Learn About The Price Of Gold Bullion From Gold Dealers

Becoming a gold bullion investor can feel intimidating for first-timers and you may have a number of questions. Who sets the price of gold, what is long- and short-term hedging and should you be worried about it, and how do you buy gold online? Below, you should find some explanations, but you should always contact gold dealers directly or talk to a financial advisor about investment decisions.

Who Sets The Gold Price?

On the stock market, stock prices can change up to the minute – it’s why you see real time stock tickers and newscasters announce where a stock or a currency “finished the day.” The price responds in real time to supply and demand, whereas the price of gold is determined twice every business day by the London gold fixing. The members of London Gold Market Fixing Ltd., which sets the spot price of gold, include banks from around the world, including Barclays, Scotiabank, and the Société Générale. The participants essentially determine the price of gold based on how much gold members intend to buy and how much is for sale, raising the price when demand exceeds supply.

Why Gold Dealers Hedge

Gold works best as a long-term investment and as a hedge against inflation, stock market drops, and general economic uncertainty. But how do gold dealers weather the daily fluctuations in the price of gold and silver? They hedge between their long and short-term positions, selling physical gold as well as gold futures contracts, which are agreements to sell and deliver gold at a fixed price at a future date. The gold dealer loses out if the day-of price is above the futures contract price, but the risk buys them security if the price goes down. It’s a position that places security over high-risk, high-reward investment.

What You Need To Know About Buying Gold Online

Many gold bullion investors prefer physical gold over futures or ETFs – they want the real thing because there’s no third-party risk and they want the reassurance of the real deal, not an agreement or a piece of paper.
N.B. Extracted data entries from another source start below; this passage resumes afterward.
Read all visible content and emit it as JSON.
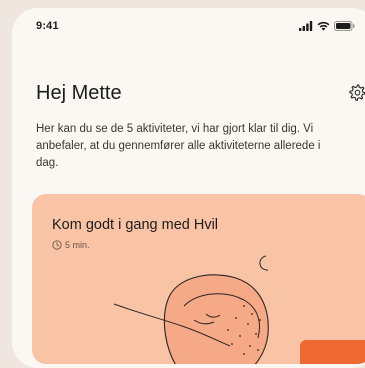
{
  "status_bar": {
    "time": "9:41",
    "icons": [
      "signal-icon",
      "wifi-icon",
      "battery-icon"
    ]
  },
  "header": {
    "greeting": "Hej Mette",
    "settings_icon": "gear-icon"
  },
  "intro": {
    "text": "Her kan du se de 5 aktiviteter, vi har gjort klar til dig. Vi anbefaler, at du gennemfører alle aktiviteterne allerede i dag."
  },
  "activity_card": {
    "title": "Kom godt i gang med Hvil",
    "duration": "5 min.",
    "duration_icon": "clock-icon",
    "illustration": "sleeping-person-moon-illustration",
    "background_color": "#f9c4a5",
    "accent_color": "#ef6a33"
  }
}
These investors are better off letting gold dealers worry about futures and the day-to-day price fluctuations while they focus on the long-term and diversifying their portfolio with physical gold.

When you buy gold online from a dealer like Silver Gold Bull, one of the largest gold dealers in Canada, you pay the price at which you lock in your purchase. Prices are binding once you have created an order number, and this also applies when you’re selling. If you’re using a credit card or PayPal, you will have to pay the full price over spot (a fee for handling the transaction), but you can get a cash discount by paying with a wire transfer, Bitcoin, cheque or money order, Interac online, or e-transfer. For more information on buying cheap gold and payment methods, stop by Silver Gold Bull and check out their Q&A section. It’s then either shipped to you or you can store it with the gold bullion dealer. You can get allocated and insured storage from Silver Gold Bull, or you can store it yourself in a home safe or a safe deposit box at the bank. Buying gold online is simple and straightforward, even for the first-time investor.